Typically, normal delivery or vaginal births result in shorter hospital stays, lower injection rates, and quicker recovery times. Some women will deliver a baby with no medical interventions, while others may require or request some form of intervention.
Caesarean birth is quite different from vaginal delivery. In general, a C-section is a surgical procedure that takes about 45 minutes, whereas a vaginal birth can take hours. For this type of birth, your doctor will make an incision through your abdomen and uterus to remove your baby. Once the baby is out, your doctor will cut the umbilical cord, remove the placenta, and close the incision.
Your healing and recovery from a vaginal delivery will depend on which, if any, medical procedures were performed during birth. According to the ACOG, recovery from a C-section is similar to that of any surgery. You’ll need to stay in the hospital for the first 2 to 4 days after the procedure. Moving around, including getting in and out of bed, is often difficult and quite painful.
In general, the healing and recovery time for a vaginal birth is often significantly faster than that of a C-section.

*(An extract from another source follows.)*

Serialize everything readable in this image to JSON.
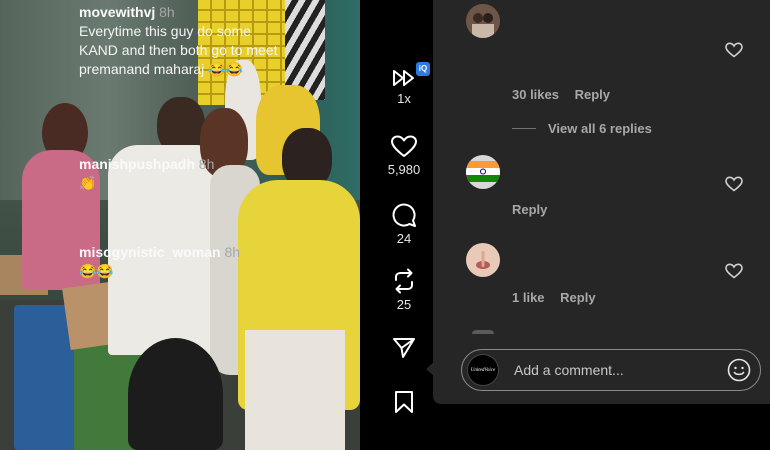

Still every year, as many as 6.6 million babies are born in India through caesarean-section (c-section) surgery. The number has more than doubled in the past decade, going up from 8.5% of the total births in 2005-06 to 17.2% in 2015-16. C-section rates in rural India (12.9%) are closer to WHO recommendations, but its urban count – 28.3% – is nearly three times that. The rates hover around 50% at many private tertiary-care hospitals in Indian cities.
Why do we see this raising rate of C-section deliveries? And are C-section deliveries better than natural deliveries even though it takes a longer time to heal?
C-section deliveries certainly reduce the chances of complications and the pain of giving birth does not last for hours. Yes, you must stay in the hospital for a few more days. However, the medicines and facilities have improved enough to make the healing process much easier. So, should we normalise the rising count of c-section deliveries so that women need not go through hours of labour pain?
There have been cases of babies having problems in long normal delivery processes. However, surgery comes with its own risks – anaesthesia complications, infections, haemorrhage, scarring, injury to other organs, increased chances of respiratory distress, and the likelihood of the baby contracting autoimmune diseases and allergic ailments. C-sections also delay mother-newborn bonding and breastfeeding and increase the chances of repeat caesareans for subsequent deliveries.
Moreover, the pattern we see is that doctors in private hospitals are opting for c-section deliveries so that they can have the delivery at a time that is convenient for them. This should not be a criterion for opting for a C-section delivery. If you are opting for a c-section delivery, make sure it is not for the convenience of the doctor.
The main point is the safety and speedy recovery of the mother and baby. So, either it is normal delivery or C-section the mother and doctor should opt for what is best for their situation.